I, whimsically perhaps, thought that going to the Tate's Paul Nash exhibition might be a good preparation for last Friday's Defra meeting and the discussion of the government's grand 25-year post-Brexit plan for the environment. Whilst the Defra event was never going to be unspeakable and godless as Nash remarked of WW I, at times it felt pretty hopeless, an adjective he also used.
Nash, was something of a nature painter, particularly of trees. The Tate show certainly does his treescapes justice with paintings from throughout his career, most memorably with his blasted battlefield images from Flanders, particularly, I suppose The Menin Road and We are Making a new World. The Tate devoted the first and last rooms of the exhibition to pictures that feature landscape with woods and trees, created at both ends of a painting life: from Dreaming Trees to Equinox.

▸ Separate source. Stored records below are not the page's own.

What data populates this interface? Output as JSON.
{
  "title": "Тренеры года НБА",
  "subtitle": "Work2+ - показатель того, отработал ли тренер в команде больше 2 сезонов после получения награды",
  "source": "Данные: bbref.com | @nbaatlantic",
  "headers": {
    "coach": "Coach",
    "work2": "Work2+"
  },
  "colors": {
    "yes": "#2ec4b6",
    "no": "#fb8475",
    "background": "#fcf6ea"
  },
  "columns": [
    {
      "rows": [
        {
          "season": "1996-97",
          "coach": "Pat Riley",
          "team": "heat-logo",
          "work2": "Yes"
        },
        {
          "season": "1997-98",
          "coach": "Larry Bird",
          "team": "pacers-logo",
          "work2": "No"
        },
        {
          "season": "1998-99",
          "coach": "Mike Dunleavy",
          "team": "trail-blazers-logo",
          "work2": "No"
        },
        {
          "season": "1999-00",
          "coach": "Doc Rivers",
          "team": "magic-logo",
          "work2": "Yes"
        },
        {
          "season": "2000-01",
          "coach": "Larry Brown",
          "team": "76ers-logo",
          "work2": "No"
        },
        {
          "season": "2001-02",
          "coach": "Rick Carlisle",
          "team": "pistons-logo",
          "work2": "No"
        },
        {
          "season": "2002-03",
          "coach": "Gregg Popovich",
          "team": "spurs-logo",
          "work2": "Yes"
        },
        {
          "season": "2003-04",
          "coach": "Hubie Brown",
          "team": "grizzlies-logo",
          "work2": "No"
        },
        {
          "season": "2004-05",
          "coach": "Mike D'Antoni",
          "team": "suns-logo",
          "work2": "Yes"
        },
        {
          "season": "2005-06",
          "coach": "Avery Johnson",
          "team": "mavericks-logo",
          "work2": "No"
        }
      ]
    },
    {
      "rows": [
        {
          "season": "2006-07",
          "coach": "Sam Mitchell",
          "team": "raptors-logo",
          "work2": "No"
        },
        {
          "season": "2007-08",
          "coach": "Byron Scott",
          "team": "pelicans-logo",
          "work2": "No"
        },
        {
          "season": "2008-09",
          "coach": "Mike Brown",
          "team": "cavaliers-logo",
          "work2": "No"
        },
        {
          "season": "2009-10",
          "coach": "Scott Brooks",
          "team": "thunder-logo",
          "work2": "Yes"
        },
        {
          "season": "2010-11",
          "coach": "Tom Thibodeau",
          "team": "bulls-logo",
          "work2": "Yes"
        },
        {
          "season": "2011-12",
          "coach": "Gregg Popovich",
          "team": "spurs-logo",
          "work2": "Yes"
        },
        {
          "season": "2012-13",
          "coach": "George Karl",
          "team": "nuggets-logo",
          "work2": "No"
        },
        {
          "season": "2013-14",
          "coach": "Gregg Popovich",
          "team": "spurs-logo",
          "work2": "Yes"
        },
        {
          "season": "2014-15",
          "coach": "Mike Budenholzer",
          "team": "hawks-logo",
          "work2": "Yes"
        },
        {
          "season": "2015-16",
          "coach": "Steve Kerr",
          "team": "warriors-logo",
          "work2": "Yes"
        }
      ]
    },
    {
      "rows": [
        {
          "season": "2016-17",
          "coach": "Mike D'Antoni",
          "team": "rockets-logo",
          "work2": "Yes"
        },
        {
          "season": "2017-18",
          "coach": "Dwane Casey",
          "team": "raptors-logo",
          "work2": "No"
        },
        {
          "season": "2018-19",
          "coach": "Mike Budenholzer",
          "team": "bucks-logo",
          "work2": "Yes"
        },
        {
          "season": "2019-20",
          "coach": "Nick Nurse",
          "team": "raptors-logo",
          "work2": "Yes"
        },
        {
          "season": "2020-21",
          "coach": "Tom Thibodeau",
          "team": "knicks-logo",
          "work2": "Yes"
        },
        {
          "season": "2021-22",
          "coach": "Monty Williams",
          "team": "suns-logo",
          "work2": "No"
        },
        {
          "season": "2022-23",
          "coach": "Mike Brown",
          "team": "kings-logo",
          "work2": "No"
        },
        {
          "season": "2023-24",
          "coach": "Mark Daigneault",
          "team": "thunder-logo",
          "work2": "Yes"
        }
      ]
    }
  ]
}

In between there was much too much surrealism and explorations of the unconscious for my liking. In that it was rather like the Defra meeting which I commented on yesterday. The exceptions to surreal overload were some of the World War Two images of wrecked German aircraft. One of these is his achingly beautiful watercolour Bomber in the Corn from 1940. But this was far too magnificent an image for comfort, and the link to the Tate website (above) does not do it any sort of justice.
But back to Defra. The mere idea of a 25-year plan for anything these days is to invite ridicule, but a lot of people at the Defra meeting last week took it seriously. I didn't, and I may not have been alone, although I think that too many present were there just to stake their claim to be the key agency for Defra to work with on all this.
This link is the best I can find about what the plan might entail. Whatever it is, has had to be revised, however, as it seems that the Brexit vote caught everyone at Defra on the hop. The part of the plan we were supposed to be discussing was the Connecting People with the Environment strand, and I'll say more about this in a day or so.